Supervisor: Dr Frank Salmon
Research overview:
This dissertation interrogates the various modes of representing marble in art from the late nineteenth century to 2023. It begins with artists of colonial powers painting in the broad ‘western’ tradition of Europe and branches out to increasingly global perspectives, particularly those shaped through the cross-cultural exchange of ideas between Asia and the ‘west’ that have unlocked new and unique marble expressions. It emphasises conceptual approaches from the 1960s that have demonstrated the de-materialisation of marble into a material notion and considers the ways in which new media and performance have altered the representation of marble across issues including class, race, gender, sexuality, and globalisation.

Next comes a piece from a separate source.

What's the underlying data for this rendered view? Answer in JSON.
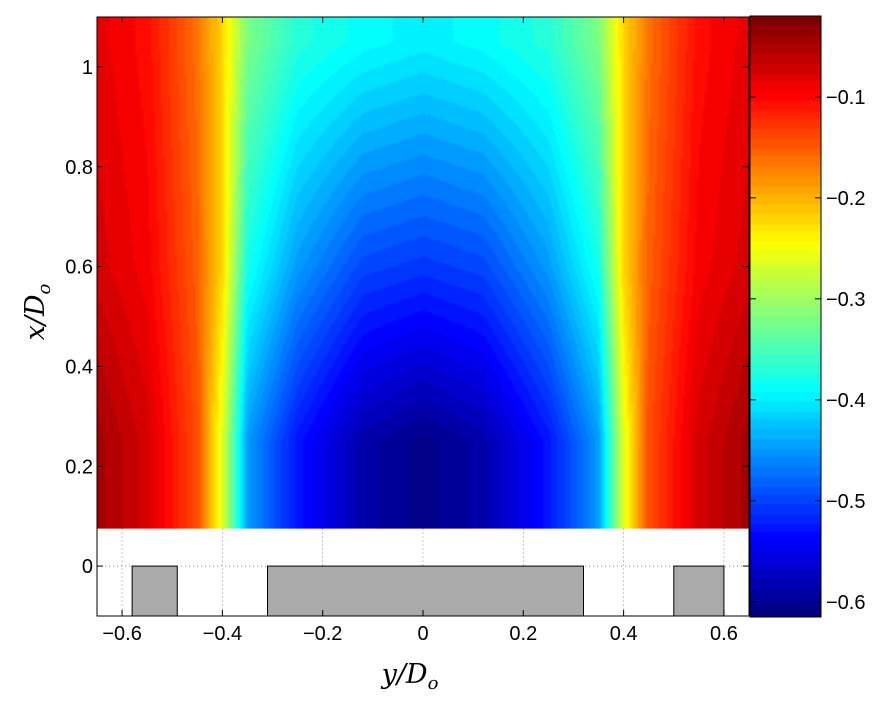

This dissertation ultimately argues that, following a derivative classical period in the early twentieth century, new modes of marbling in art have emerged as a de-classicised, de-colonised, and de-materialised material phenomenon.
Biography:
Alexander Kusztyk is an Art History PhD candidate at St John's College, University of Cambridge where he is supervised by Dr Frank Salmon. Alexander received his BA from the University of California, Berkeley in 2016 and MPhil from the University of Cambridge in 2018. His research interests include indeterminacy and de-materialisation, geological aesthetics, East Asian visual culture, and global perspectives and material narratives in modern art. He has published widely on Japanese conceptual art of the 1960s.